The breadth, depth and complexity of expectations on policing comms is staggering. I found myself saying “I am in awe of what you all do” several times a day.
A Golden Age for crisis communications
Prior to 2020, crisis planning had been a largely academic project in my career. I knew the theories, had written dozens of plans, playbooks and stock lines to take, and had even had a few hurricanes to deal with, but this year has allowed me (and many of us) to put all of that into practice – both at an airline and with the police. We now live in a Golden Age of comms where leaders in business and government, and their work forces, look to us for clarity, direction and answers. I was always told that a week in a crisis is like a month in the real world – something 2020 has confirmed.
In June, when it came to wrapping up my time with the police, I found it to be a more emotional departure than I’d expected. Despite all the challenges, particularly the fact that I hadn’t actually met anyone in person, I was able to build some strong bonds and friendships – such is the nature of working on a crisis like this.

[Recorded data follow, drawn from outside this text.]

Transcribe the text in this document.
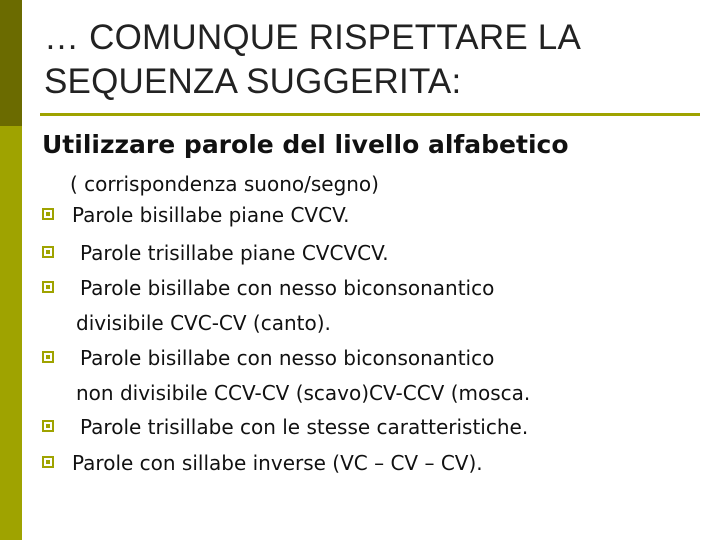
… COMUNQUE RISPETTARE LA
SEQUENZA SUGGERITA:
Utilizzare parole del livello alfabetico
( corrispondenza suono/segno)
Parole bisillabe piane CVCV.
Parole trisillabe piane CVCVCV.
Parole bisillabe con nesso biconsonantico
divisibile CVC-CV (canto).
Parole bisillabe con nesso biconsonantico
non divisibile CCV-CV (scavo)CV-CCV (mosca.
Parole trisillabe con le stesse caratteristiche.
Parole con sillabe inverse (VC – CV – CV).
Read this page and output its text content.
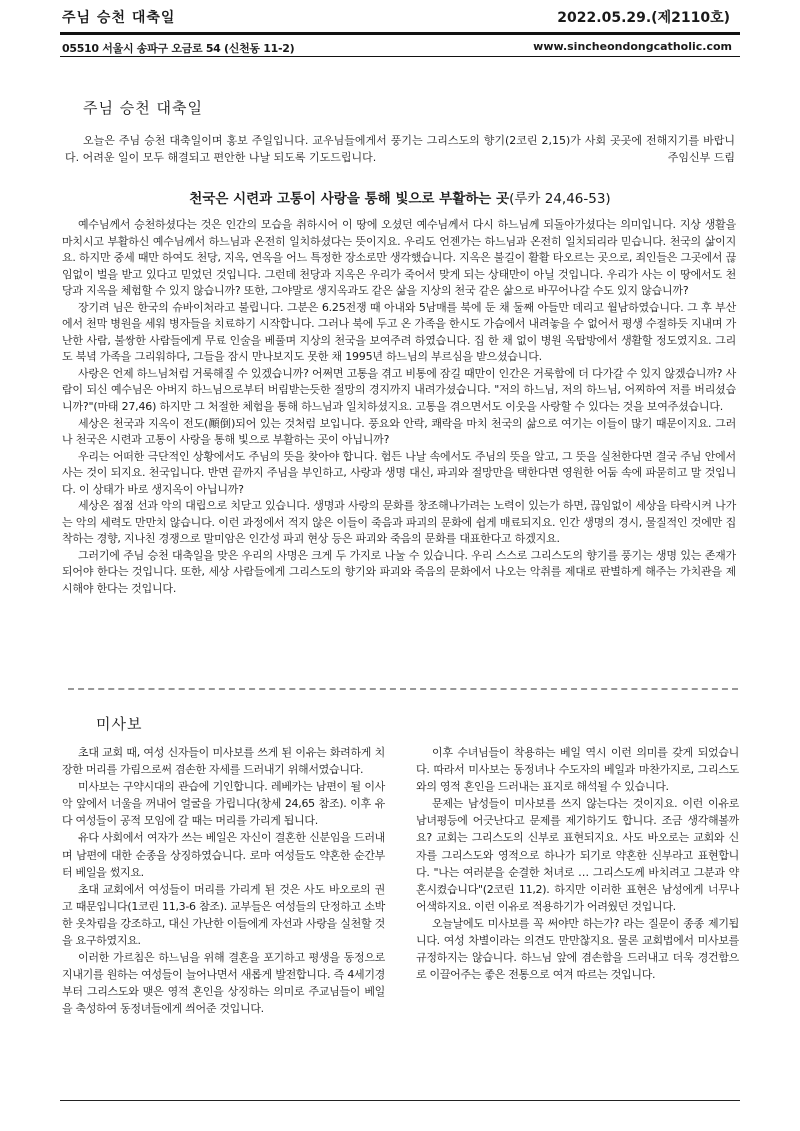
주님 승천 대축일	2022.05.29.(제2110호)
05510 서울시 송파구 오금로 54 (신천동 11-2)	www.sincheondongcatholic.com
주님 승천 대축일
오늘은 주님 승천 대축일이며 홍보 주일입니다. 교우님들에게서 풍기는 그리스도의 향기(2코린 2,15)가 사회 곳곳에 전해지기를 바랍니다. 어려운 일이 모두 해결되고 편안한 나날 되도록 기도드립니다.	주임신부 드림
천국은 시련과 고통이 사랑을 통해 빛으로 부활하는 곳(루카 24,46-53)

예수님께서 승천하셨다는 것은 인간의 모습을 취하시어 이 땅에 오셨던 예수님께서 다시 하느님께 되돌아가셨다는 의미입니다. 지상 생활을 마치시고 부활하신 예수님께서 하느님과 온전히 일치하셨다는 뜻이지요. 우리도 언젠가는 하느님과 온전히 일치되리라 믿습니다. 천국의 삶이지요. 하지만 중세 때만 하여도 천당, 지옥, 연옥을 어느 특정한 장소로만 생각했습니다. 지옥은 불길이 활활 타오르는 곳으로, 죄인들은 그곳에서 끊임없이 벌을 받고 있다고 믿었던 것입니다. 그런데 천당과 지옥은 우리가 죽어서 맞게 되는 상태만이 아닐 것입니다. 우리가 사는 이 땅에서도 천당과 지옥을 체험할 수 있지 않습니까? 또한, 그야말로 생지옥과도 같은 삶을 지상의 천국 같은 삶으로 바꾸어나갈 수도 있지 않습니까?

장기려 님은 한국의 슈바이처라고 불립니다. 그분은 6.25전쟁 때 아내와 5남매를 북에 둔 채 둘째 아들만 데리고 월남하였습니다. 그 후 부산에서 천막 병원을 세워 병자들을 치료하기 시작합니다. 그러나 북에 두고 온 가족을 한시도 가슴에서 내려놓을 수 없어서 평생 수절하듯 지내며 가난한 사람, 불쌍한 사람들에게 무료 인술을 베풀며 지상의 천국을 보여주려 하였습니다. 집 한 채 없이 병원 옥탑방에서 생활할 정도였지요. 그리도 북녘 가족을 그리워하다, 그들을 잠시 만나보지도 못한 채 1995년 하느님의 부르심을 받으셨습니다.

사랑은 언제 하느님처럼 거룩해질 수 있겠습니까? 어쩌면 고통을 겪고 비통에 잠길 때만이 인간은 거룩함에 더 다가갈 수 있지 않겠습니까? 사람이 되신 예수님은 아버지 하느님으로부터 버림받는듯한 절망의 경지까지 내려가셨습니다. "저의 하느님, 저의 하느님, 어찌하여 저를 버리셨습니까?"(마태 27,46) 하지만 그 처절한 체험을 통해 하느님과 일치하셨지요. 고통을 겪으면서도 이웃을 사랑할 수 있다는 것을 보여주셨습니다.

세상은 천국과 지옥이 전도(顚倒)되어 있는 것처럼 보입니다. 풍요와 안락, 쾌락을 마치 천국의 삶으로 여기는 이들이 많기 때문이지요. 그러나 천국은 시련과 고통이 사랑을 통해 빛으로 부활하는 곳이 아닙니까?

우리는 어떠한 극단적인 상황에서도 주님의 뜻을 찾아야 합니다. 험든 나날 속에서도 주님의 뜻을 알고, 그 뜻을 실천한다면 결국 주님 안에서 사는 것이 되지요. 천국입니다. 반면 끝까지 주님을 부인하고, 사랑과 생명 대신, 파괴와 절망만을 택한다면 영원한 어둠 속에 파묻히고 말 것입니다. 이 상태가 바로 생지옥이 아닙니까?

세상은 점점 선과 악의 대립으로 치닫고 있습니다. 생명과 사랑의 문화를 창조해나가려는 노력이 있는가 하면, 끊임없이 세상을 타락시켜 나가는 악의 세력도 만만치 않습니다. 이런 과정에서 적지 않은 이들이 죽음과 파괴의 문화에 쉽게 매료되지요. 인간 생명의 경시, 물질적인 것에만 집착하는 경향, 지나친 경쟁으로 말미암은 인간성 파괴 현상 등은 파괴와 죽음의 문화를 대표한다고 하겠지요.

그러기에 주님 승천 대축일을 맞은 우리의 사명은 크게 두 가지로 나눌 수 있습니다. 우리 스스로 그리스도의 향기를 풍기는 생명 있는 존재가 되어야 한다는 것입니다. 또한, 세상 사람들에게 그리스도의 향기와 파괴와 죽음의 문화에서 나오는 악취를 제대로 판별하게 해주는 가치관을 제시해야 한다는 것입니다.

미사보

초대 교회 때, 여성 신자들이 미사보를 쓰게 된 이유는 화려하게 치장한 머리를 가림으로써 겸손한 자세를 드러내기 위해서였습니다.

미사보는 구약시대의 관습에 기인합니다. 레베카는 남편이 될 이사악 앞에서 너울을 꺼내어 얼굴을 가립니다(창세 24,65 참조). 이후 유다 여성들이 공적 모임에 갈 때는 머리를 가리게 됩니다.

유다 사회에서 여자가 쓰는 베일은 자신이 결혼한 신분임을 드러내며 남편에 대한 순종을 상징하였습니다. 로마 여성들도 약혼한 순간부터 베일을 썼지요.

초대 교회에서 여성들이 머리를 가리게 된 것은 사도 바오로의 권고 때문입니다(1코린 11,3-6 참조). 교부들은 여성들의 단정하고 소박한 옷차림을 강조하고, 대신 가난한 이들에게 자선과 사랑을 실천할 것을 요구하였지요.

이러한 가르침은 하느님을 위해 결혼을 포기하고 평생을 동정으로 지내기를 원하는 여성들이 늘어나면서 새롭게 발전합니다. 즉 4세기경부터 그리스도와 맺은 영적 혼인을 상징하는 의미로 주교님들이 베일을 축성하여 동정녀들에게 씌어준 것입니다.

이후 수녀님들이 착용하는 베일 역시 이런 의미를 갖게 되었습니다. 따라서 미사보는 동정녀나 수도자의 베일과 마찬가지로, 그리스도와의 영적 혼인을 드러내는 표지로 해석될 수 있습니다.

문제는 남성들이 미사보를 쓰지 않는다는 것이지요. 이런 이유로 남녀평등에 어긋난다고 문제를 제기하기도 합니다. 조금 생각해볼까요? 교회는 그리스도의 신부로 표현되지요. 사도 바오로는 교회와 신자를 그리스도와 영적으로 하나가 되기로 약혼한 신부라고 표현합니다. "나는 여러분을 순결한 처녀로 … 그리스도께 바치려고 그분과 약혼시켰습니다"(2코린 11,2). 하지만 이러한 표현은 남성에게 너무나 어색하지요. 이런 이유로 적용하기가 어려웠던 것입니다.

오늘날에도 미사보를 꼭 써야만 하는가? 라는 질문이 종종 제기됩니다. 여성 차별이라는 의견도 만만찮지요. 물론 교회법에서 미사보를 규정하지는 않습니다. 하느님 앞에 겸손함을 드러내고 더욱 경건함으로 이끌어주는 좋은 전통으로 여겨 따르는 것입니다.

I broke away from the parallel universe that I had learned to call home with a lifetime’s worth of learnings, a renewed sense of direction and, most of all, a huge admiration for everything the police are doing at the front lines (and from their homes) to help get the country through the Coronavirus. I would do it all over again in a heartbeat.
I want to end by saying thank you to everyone I worked with on Operation Talla. You gave me a purpose and made me feel part of a team when I needed it most.